About the Greenplum Architecture
MPP (also known as a shared nothing architecture) refers to systems with two or more processors that cooperate to carry out an operation, each processor with its own memory, operating system and disks. Greenplum uses this high-performance system architecture to distribute the load of multi-terabyte data warehouses, and can use all of a system’s resources in parallel to process a query.
Greenplum Database is based on PostgreSQL open-source technology. It is essentially several PostgreSQL disk-oriented database instances acting together as one cohesive database management system (DBMS). It is based on PostgreSQL 8.3.23, and in most cases is very similar to PostgreSQL with regard to SQL support, features, configuration options, and end-user functionality. Database users interact with Greenplum Database as they would with a regular PostgreSQL DBMS.

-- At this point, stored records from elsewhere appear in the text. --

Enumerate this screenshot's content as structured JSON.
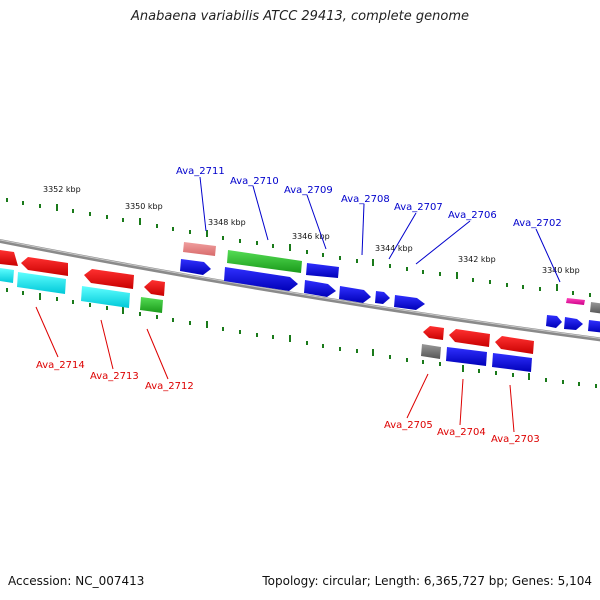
{
  "title": "Anabaena variabilis ATCC 29413, complete genome",
  "footer": {
    "accession": "Accession: NC_007413",
    "summary": "Topology: circular; Length: 6,365,727 bp; Genes: 5,104"
  },
  "scale_labels": [
    "3352 kbp",
    "3350 kbp",
    "3348 kbp",
    "3346 kbp",
    "3344 kbp",
    "3342 kbp",
    "3340 kbp"
  ],
  "gene_labels": {
    "Ava_2711": "Ava_2711",
    "Ava_2710": "Ava_2710",
    "Ava_2709": "Ava_2709",
    "Ava_2708": "Ava_2708",
    "Ava_2707": "Ava_2707",
    "Ava_2706": "Ava_2706",
    "Ava_2702": "Ava_2702",
    "Ava_2714": "Ava_2714",
    "Ava_2713": "Ava_2713",
    "Ava_2712": "Ava_2712",
    "Ava_2705": "Ava_2705",
    "Ava_2704": "Ava_2704",
    "Ava_2703": "Ava_2703"
  },
  "colors": {
    "label_top": "#0000cc",
    "label_bottom": "#dd0000",
    "tick": "#1a7a1a",
    "backbone": "#8a8a8a",
    "blue": "#0000e0",
    "red": "#ee0000",
    "cyan": "#00e8f0",
    "green": "#22bb22",
    "pink": "#ee2299",
    "gray": "#777777"
  }
}
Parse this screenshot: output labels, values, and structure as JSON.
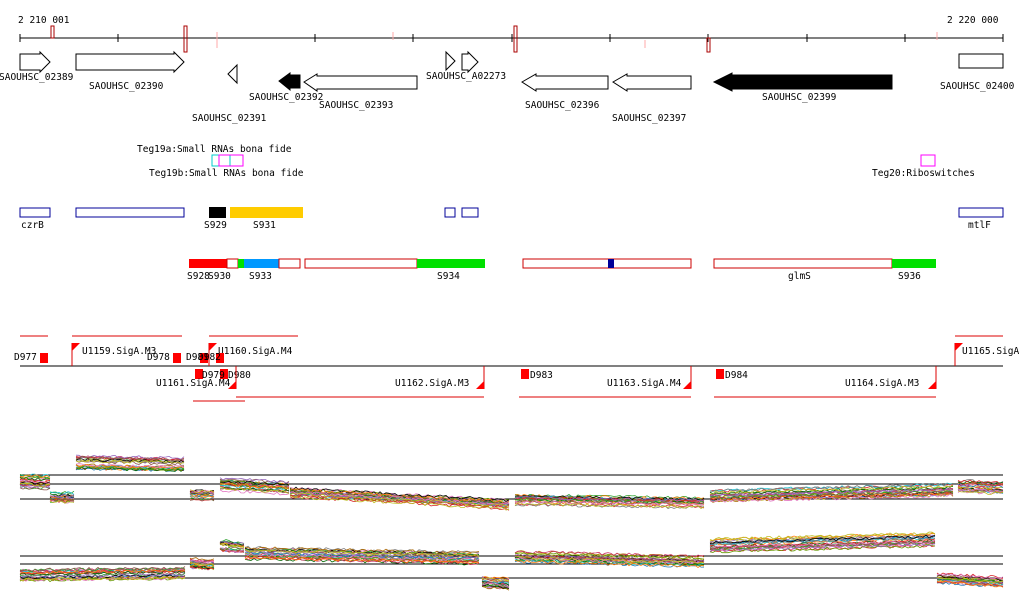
{
  "ruler": {
    "start_label": "2 210 001",
    "end_label": "2 220 000"
  },
  "genes": [
    {
      "name": "SAOUHSC_02389",
      "label": "SAOUHSC_02389",
      "strand": "+",
      "fill": "white"
    },
    {
      "name": "SAOUHSC_02390",
      "label": "SAOUHSC_02390",
      "strand": "+",
      "fill": "white"
    },
    {
      "name": "SAOUHSC_02391",
      "label": "SAOUHSC_02391",
      "strand": "-",
      "fill": "white"
    },
    {
      "name": "SAOUHSC_02392",
      "label": "SAOUHSC_02392",
      "strand": "-",
      "fill": "black"
    },
    {
      "name": "SAOUHSC_02393",
      "label": "SAOUHSC_02393",
      "strand": "-",
      "fill": "white"
    },
    {
      "name": "SAOUHSC_A02273",
      "label": "SAOUHSC_A02273",
      "strand": "+",
      "fill": "white"
    },
    {
      "name": "SAOUHSC_02396",
      "label": "SAOUHSC_02396",
      "strand": "-",
      "fill": "white"
    },
    {
      "name": "SAOUHSC_02397",
      "label": "SAOUHSC_02397",
      "strand": "-",
      "fill": "white"
    },
    {
      "name": "SAOUHSC_02399",
      "label": "SAOUHSC_02399",
      "strand": "-",
      "fill": "black"
    },
    {
      "name": "SAOUHSC_02400",
      "label": "SAOUHSC_02400",
      "strand": "+",
      "fill": "white"
    }
  ],
  "small_rnas": [
    {
      "label": "Teg19a:Small RNAs bona fide"
    },
    {
      "label": "Teg19b:Small RNAs bona fide"
    },
    {
      "label": "Teg20:Riboswitches"
    }
  ],
  "features": [
    {
      "label": "czrB"
    },
    {
      "label": "S929"
    },
    {
      "label": "S931"
    },
    {
      "label": "mtlF"
    }
  ],
  "segments": [
    {
      "label": "S928"
    },
    {
      "label": "S930"
    },
    {
      "label": "S933"
    },
    {
      "label": "S934"
    },
    {
      "label": "glmS"
    },
    {
      "label": "S936"
    }
  ],
  "promoters_top": [
    {
      "label": "U1159.SigA.M3"
    },
    {
      "label": "U1160.SigA.M4"
    },
    {
      "label": "U1165.SigA"
    }
  ],
  "promoters_bottom": [
    {
      "label": "U1161.SigA.M4"
    },
    {
      "label": "U1162.SigA.M3"
    },
    {
      "label": "U1163.SigA.M4"
    },
    {
      "label": "U1164.SigA.M3"
    }
  ],
  "terminators": [
    {
      "label": "D977"
    },
    {
      "label": "D978"
    },
    {
      "label": "D981"
    },
    {
      "label": "D982"
    },
    {
      "label": "D979"
    },
    {
      "label": "D980"
    },
    {
      "label": "D983"
    },
    {
      "label": "D984"
    }
  ],
  "colors": {
    "red": "#ff0000",
    "dark_red": "#aa0000",
    "blue": "#000099",
    "green": "#00e000",
    "sky_blue": "#0099ff",
    "yellow": "#ffcc00",
    "magenta": "#ff00ff",
    "cyan": "#00cccc"
  }
}
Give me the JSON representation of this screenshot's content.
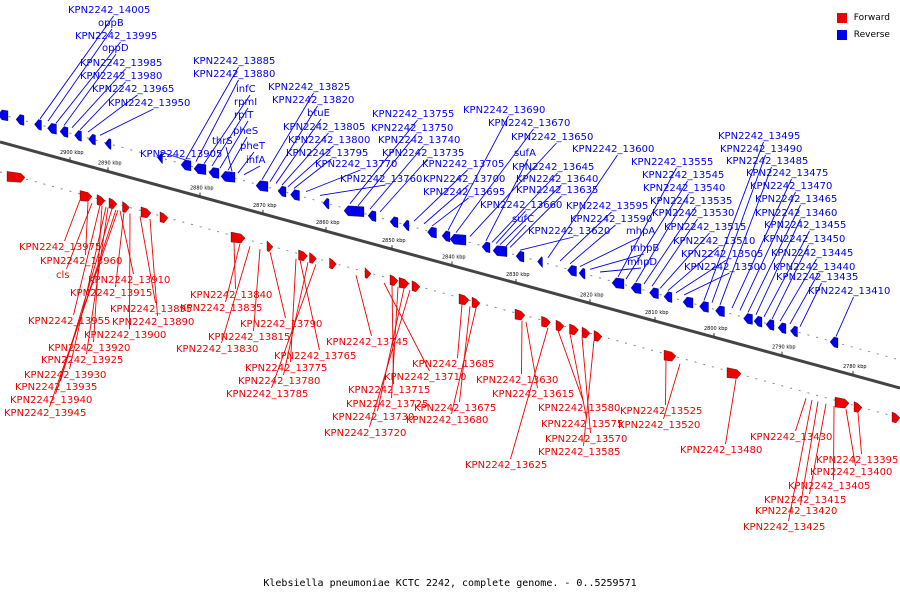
{
  "caption": "Klebsiella pneumoniae KCTC 2242, complete genome. - 0..5259571",
  "colors": {
    "forward": "#ee0000",
    "reverse": "#0000ee",
    "axis": "#666666",
    "tick_text": "#000000"
  },
  "legend": [
    {
      "label": "Forward",
      "color": "#ee0000"
    },
    {
      "label": "Reverse",
      "color": "#0000ee"
    }
  ],
  "coordinate_ticks": [
    "2900 kbp",
    "2890 kbp",
    "2880 kbp",
    "2870 kbp",
    "2860 kbp",
    "2850 kbp",
    "2840 kbp",
    "2830 kbp",
    "2820 kbp",
    "2810 kbp",
    "2800 kbp",
    "2790 kbp",
    "2780 kbp"
  ],
  "reverse_labels": [
    "KPN2242_14005",
    "oppB",
    "KPN2242_13995",
    "oppD",
    "KPN2242_13985",
    "KPN2242_13980",
    "KPN2242_13965",
    "KPN2242_13950",
    "KPN2242_13905",
    "KPN2242_13885",
    "KPN2242_13880",
    "infC",
    "rpmI",
    "rplT",
    "pheS",
    "thrS",
    "pheT",
    "ihfA",
    "KPN2242_13825",
    "KPN2242_13820",
    "btuE",
    "KPN2242_13805",
    "KPN2242_13800",
    "KPN2242_13795",
    "KPN2242_13770",
    "KPN2242_13760",
    "KPN2242_13755",
    "KPN2242_13750",
    "KPN2242_13740",
    "KPN2242_13735",
    "KPN2242_13705",
    "KPN2242_13700",
    "KPN2242_13695",
    "KPN2242_13690",
    "KPN2242_13670",
    "KPN2242_13650",
    "sufA",
    "KPN2242_13645",
    "KPN2242_13640",
    "KPN2242_13635",
    "KPN2242_13660",
    "sufC",
    "KPN2242_13620",
    "KPN2242_13600",
    "KPN2242_13595",
    "KPN2242_13590",
    "mhpA",
    "mhpB",
    "mhpD",
    "KPN2242_13555",
    "KPN2242_13545",
    "KPN2242_13540",
    "KPN2242_13535",
    "KPN2242_13530",
    "KPN2242_13515",
    "KPN2242_13510",
    "KPN2242_13505",
    "KPN2242_13500",
    "KPN2242_13495",
    "KPN2242_13490",
    "KPN2242_13485",
    "KPN2242_13475",
    "KPN2242_13470",
    "KPN2242_13465",
    "KPN2242_13460",
    "KPN2242_13455",
    "KPN2242_13450",
    "KPN2242_13445",
    "KPN2242_13440",
    "KPN2242_13435",
    "KPN2242_13410"
  ],
  "forward_labels": [
    "KPN2242_13975",
    "KPN2242_13960",
    "cls",
    "KPN2242_13910",
    "KPN2242_13915",
    "KPN2242_13955",
    "KPN2242_13895",
    "KPN2242_13890",
    "KPN2242_13900",
    "KPN2242_13920",
    "KPN2242_13925",
    "KPN2242_13930",
    "KPN2242_13935",
    "KPN2242_13940",
    "KPN2242_13945",
    "KPN2242_13840",
    "KPN2242_13835",
    "KPN2242_13790",
    "KPN2242_13815",
    "KPN2242_13830",
    "KPN2242_13765",
    "KPN2242_13775",
    "KPN2242_13780",
    "KPN2242_13785",
    "KPN2242_13745",
    "KPN2242_13710",
    "KPN2242_13715",
    "KPN2242_13725",
    "KPN2242_13730",
    "KPN2242_13720",
    "KPN2242_13685",
    "KPN2242_13675",
    "KPN2242_13680",
    "KPN2242_13630",
    "KPN2242_13615",
    "KPN2242_13625",
    "KPN2242_13580",
    "KPN2242_13575",
    "KPN2242_13570",
    "KPN2242_13585",
    "KPN2242_13525",
    "KPN2242_13520",
    "KPN2242_13480",
    "KPN2242_13430",
    "KPN2242_13395",
    "KPN2242_13400",
    "KPN2242_13405",
    "KPN2242_13415",
    "KPN2242_13420",
    "KPN2242_13425"
  ]
}
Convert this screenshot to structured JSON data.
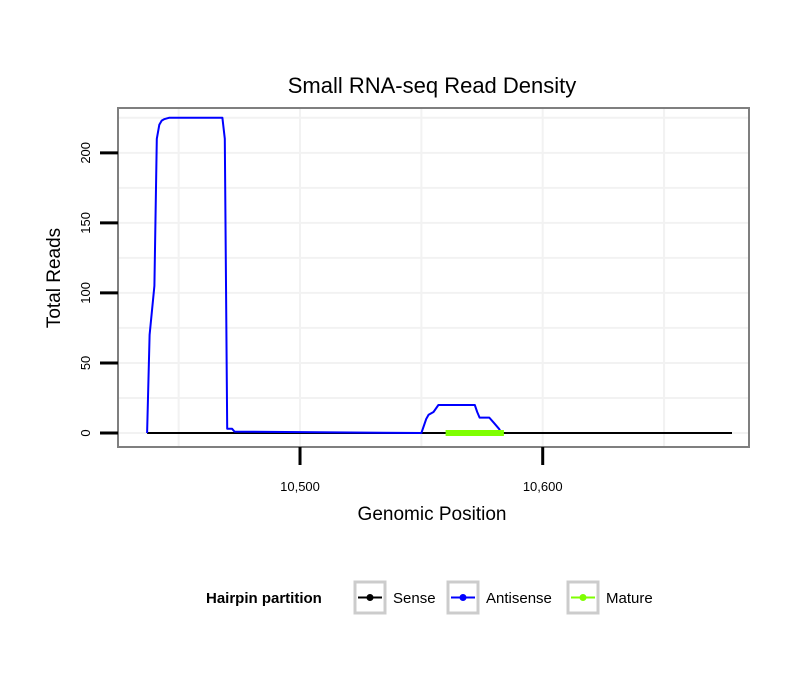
{
  "chart_data": {
    "type": "line",
    "title": "Small RNA-seq Read Density",
    "xlabel": "Genomic Position",
    "ylabel": "Total Reads",
    "xlim": [
      10425,
      10685
    ],
    "ylim": [
      -10,
      232
    ],
    "x_ticks": [
      10500,
      10600
    ],
    "x_tick_labels": [
      "10,500",
      "10,600"
    ],
    "y_ticks": [
      0,
      50,
      100,
      150,
      200
    ],
    "y_tick_labels": [
      "0",
      "50",
      "100",
      "150",
      "200"
    ],
    "grid": true,
    "legend": {
      "title": "Hairpin partition",
      "position": "bottom",
      "entries": [
        {
          "label": "Sense",
          "color": "#000000"
        },
        {
          "label": "Antisense",
          "color": "#0000ff"
        },
        {
          "label": "Mature",
          "color": "#7fff00"
        }
      ]
    },
    "series": [
      {
        "name": "Sense",
        "color": "#000000",
        "x": [
          10437,
          10678
        ],
        "y": [
          0,
          0
        ]
      },
      {
        "name": "Antisense",
        "color": "#0000ff",
        "x": [
          10437,
          10438,
          10440,
          10441,
          10442,
          10443,
          10444,
          10446,
          10448,
          10452,
          10455,
          10460,
          10465,
          10468,
          10469,
          10470,
          10472,
          10473,
          10550,
          10552,
          10553,
          10555,
          10557,
          10558,
          10560,
          10566,
          10570,
          10572,
          10573,
          10574,
          10578,
          10580,
          10582,
          10583
        ],
        "y": [
          0,
          70,
          105,
          210,
          220,
          223,
          224,
          225,
          225,
          225,
          225,
          225,
          225,
          225,
          210,
          3,
          3,
          1,
          0,
          10,
          13,
          15,
          20,
          20,
          20,
          20,
          20,
          20,
          15,
          11,
          11,
          7,
          3,
          0
        ]
      },
      {
        "name": "Mature",
        "color": "#7fff00",
        "x": [
          10560,
          10584
        ],
        "y": [
          0,
          0
        ]
      }
    ]
  }
}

Greenplum Database can use the append-optimized (AO) storage format for bulk loading and reading of data, and provides performance advantages over HEAP tables. Append-optimized storage provides checksums for data protection, compression and row/column orientation. Both row-oriented or column-oriented append-optimized tables can be compressed.
The main differences between Greenplum Database and PostgreSQL are as follows:
- GPORCA is leveraged for query planning, in addition to the legacy query planner, which is based on the Postgres query planner.
- Greenplum Database can use append-optimized storage.
The internals of PostgreSQL have been modified or supplemented to support the parallel structure of Greenplum Database. For example, the system catalog, optimizer, query executor, and transaction manager components have been modified and enhanced to be able to execute queries simultaneously across all of the parallel PostgreSQL database instances. The Greenplum interconnect (the networking layer) enables communication between the distinct PostgreSQL instances and allows the system to behave as one logical database.
Greenplum Database also can use declarative partitions and sub-partitions to implicitly generate partition constraints.
Greenplum Database also includes features designed to optimize PostgreSQL for business intelligence (BI) workloads. For example, Greenplum has added parallel data loading (external tables), resource management, query optimizations, and storage enhancements, which are not found in standard PostgreSQL. Many features and optimizations developed by Greenplum make their way into the PostgreSQL community. For example, table partitioning is a feature first developed by Greenplum, and it is now in standard PostgreSQL.
Greenplum Database stores and processes large amounts of data by distributing the data and processing workload across several servers or hosts. Greenplum Database is an array of individual databases based upon PostgreSQL 8.3 working together to present a single database image. The master is the entry point to the Greenplum Database system. It is the database instance to which clients connect and submit SQL statements. The master coordinates its work with the other database instances in the system, called segments, which store and process the data.
The following topics describe the components that make up a Greenplum Database system and how they work together.
Parent topic: Greenplum Database Concepts
The Greenplum Database master is the entry to the Greenplum Database system, accepting client connections and SQL queries, and distributing work to the segment instances.
Greenplum Database end-users interact with Greenplum Database (through the master) as they would with a typical PostgreSQL database. They connect to the database using client programs such as or application programming interfaces (APIs) such as JDBC, ODBC or libpq (the PostgreSQL C API).
The master is where the global system catalog resides. The global system catalog is the set of system tables that contain metadata about the Greenplum Database system itself. The master does not contain any user data; data resides only on the segments. The master authenticates client connections, processes incoming SQL commands, distributes workloads among segments, coordinates the results returned by each segment, and presents the final results to the client program.
Note: WAL logging is not yet available for segment mirroring.
Greenplum Database segment instances are independent PostgreSQL databases that each store a portion of the data and perform the majority of query processing.
When a user connects to the database via the Greenplum master and issues a query, processes are created in each segment database to handle the work of that query. For more information about query processes, see About Greenplum Query Processing.
User-defined tables and their indexes are distributed across the available segments in a Greenplum Database system; each segment contains a distinct portion of data. The database server processes that serve segment data run under the corresponding segment instances. Users interact with segments in a Greenplum Database system through the master.
Segments run on a servers called segment hosts. A segment host typically executes from two to eight Greenplum segments, depending on the CPU cores, RAM, storage, network interfaces, and workloads. Segment hosts are expected to be identically configured. The key to obtaining the best performance from Greenplum Database is to distribute data and workloads evenly across a large number of equally capable segments so that all segments begin working on a task simultaneously and complete their work at the same time.
The interconect is the networking layer of the Greenplum Database architecture.
The interconnect refers to the inter-process communication between segments and the network infrastructure on which this communication relies. The Greenplum interconnect uses a standard Ethernet switching fabric. For performance reasons, a 10-Gigabit system, or faster, is recommended.